It is common knowledge that many small businesses fail within a year. However, many also succeed. Why do some thrive while others don’t manage to survive? There are several common myths about small business success. Each one of these myths is true for some businesses while being completely false for others.
If a New Small Business Fails Within a Year, the Area Just Isn’t Ready for It.
Sometimes, an area simply can’t support a business. Other times, the business owner quits to soon, doesn’t advertise effectively, or has a bad location. It is wise to really research the economic status of an area before opening a similar business, but taking a close look at why the other business failed is also a smart idea.

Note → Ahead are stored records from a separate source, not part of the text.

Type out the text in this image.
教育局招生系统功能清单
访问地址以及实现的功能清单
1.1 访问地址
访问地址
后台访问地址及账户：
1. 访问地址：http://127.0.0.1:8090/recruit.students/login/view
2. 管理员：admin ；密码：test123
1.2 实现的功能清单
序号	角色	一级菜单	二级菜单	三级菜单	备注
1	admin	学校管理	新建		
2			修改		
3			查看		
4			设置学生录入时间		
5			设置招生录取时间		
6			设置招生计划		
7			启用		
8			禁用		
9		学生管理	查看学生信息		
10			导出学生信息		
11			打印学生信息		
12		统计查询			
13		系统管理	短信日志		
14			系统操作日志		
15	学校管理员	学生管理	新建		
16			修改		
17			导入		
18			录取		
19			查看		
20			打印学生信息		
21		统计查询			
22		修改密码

A Business Failed Because It Was Located in a Home.
Multimillion dollar computer corporations began as home businesses. Unless the entrepreneur is running a business where appearances are everything, a business run from a professional looking home office is just fine.

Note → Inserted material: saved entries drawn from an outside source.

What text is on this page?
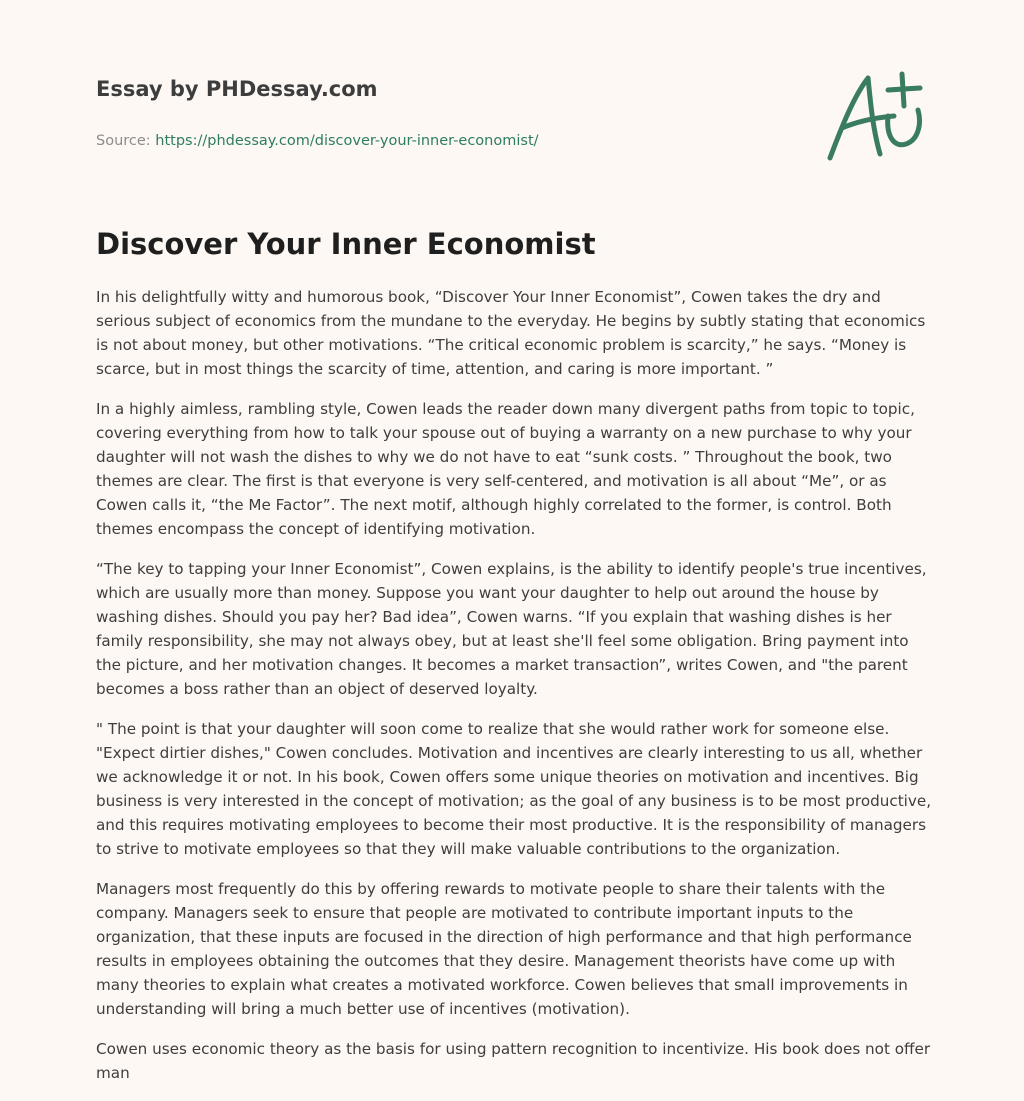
Essay by PHDessay.com
Source: https://phdessay.com/discover-your-inner-economist/
Discover Your Inner Economist

In his delightfully witty and humorous book, “Discover Your Inner Economist”, Cowen takes the dry and serious subject of economics from the mundane to the everyday. He begins by subtly stating that economics is not about money, but other motivations. “The critical economic problem is scarcity,” he says. “Money is scarce, but in most things the scarcity of time, attention, and caring is more important. ”

In a highly aimless, rambling style, Cowen leads the reader down many divergent paths from topic to topic, covering everything from how to talk your spouse out of buying a warranty on a new purchase to why your daughter will not wash the dishes to why we do not have to eat “sunk costs. ” Throughout the book, two themes are clear. The first is that everyone is very self-centered, and motivation is all about “Me”, or as Cowen calls it, “the Me Factor”. The next motif, although highly correlated to the former, is control. Both themes encompass the concept of identifying motivation.

“The key to tapping your Inner Economist”, Cowen explains, is the ability to identify people's true incentives, which are usually more than money. Suppose you want your daughter to help out around the house by washing dishes. Should you pay her? Bad idea”, Cowen warns. “If you explain that washing dishes is her family responsibility, she may not always obey, but at least she'll feel some obligation. Bring payment into the picture, and her motivation changes. It becomes a market transaction”, writes Cowen, and "the parent becomes a boss rather than an object of deserved loyalty.

" The point is that your daughter will soon come to realize that she would rather work for someone else. "Expect dirtier dishes," Cowen concludes. Motivation and incentives are clearly interesting to us all, whether we acknowledge it or not. In his book, Cowen offers some unique theories on motivation and incentives. Big business is very interested in the concept of motivation; as the goal of any business is to be most productive, and this requires motivating employees to become their most productive. It is the responsibility of managers to strive to motivate employees so that they will make valuable contributions to the organization.

Managers most frequently do this by offering rewards to motivate people to share their talents with the company. Managers seek to ensure that people are motivated to contribute important inputs to the organization, that these inputs are focused in the direction of high performance and that high performance results in employees obtaining the outcomes that they desire. Management theorists have come up with many theories to explain what creates a motivated workforce. Cowen believes that small improvements in understanding will bring a much better use of incentives (motivation).

Cowen uses economic theory as the basis for using pattern recognition to incentivize. His book does not offer man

The Small Business Owner Who Doesn’t Succeed With a First Business Isn’t Cut Out for Entrepreneurship.
Actually, the opposite is usually true. A person who has a failed business under his or her belt knows from personal experience what the pitfalls of the last business were and can avoid most of them with a new business. However, if the first business failed because he or she just couldn’t remain organized, forgot to invoice customers and spent all day playing Solitaire instead of hunting for new contacts, then a second try at starting a business is probably a very bad idea.
A Move to a New Location Can Kill a Business.
It happens quite often. A thriving new business moves to a new location and fails within a year. However, other times the business doubles its revenue. Before moving a new business, think very carefully about customer travel patterns. Instead of driving as little as five minutes out of their way to continue going to the business that has moved, they may opt to find a different business that is located within their current travel pattern.
The Business Failed Because the Owners Weren’t Committed to It.
This can be true, but it also can be completely false. If the owners shut down the store on a whim because it is a nice day, a cold day, the third day of a week with Friday the 13th in it, National Pickle Day, and for any other random reason, it is probably very true. Small business owners know that the second they decide to close for the day, someone will come wandering in the front door. Despite the fact that they have somewhere to go, successful owners usually give the potential customer a warm welcome. This is because they are aware that the potential customer isn’t likely to come back another day after being shooed out like a pesky fly. The same is true for people who walk up to the store, tug on the front door and then see the “Sorry, we’ve gone fishing!” sign in the window. One unscheduled closure is usually forgiven, but two or three cause them to decide to head for a store they know will be open.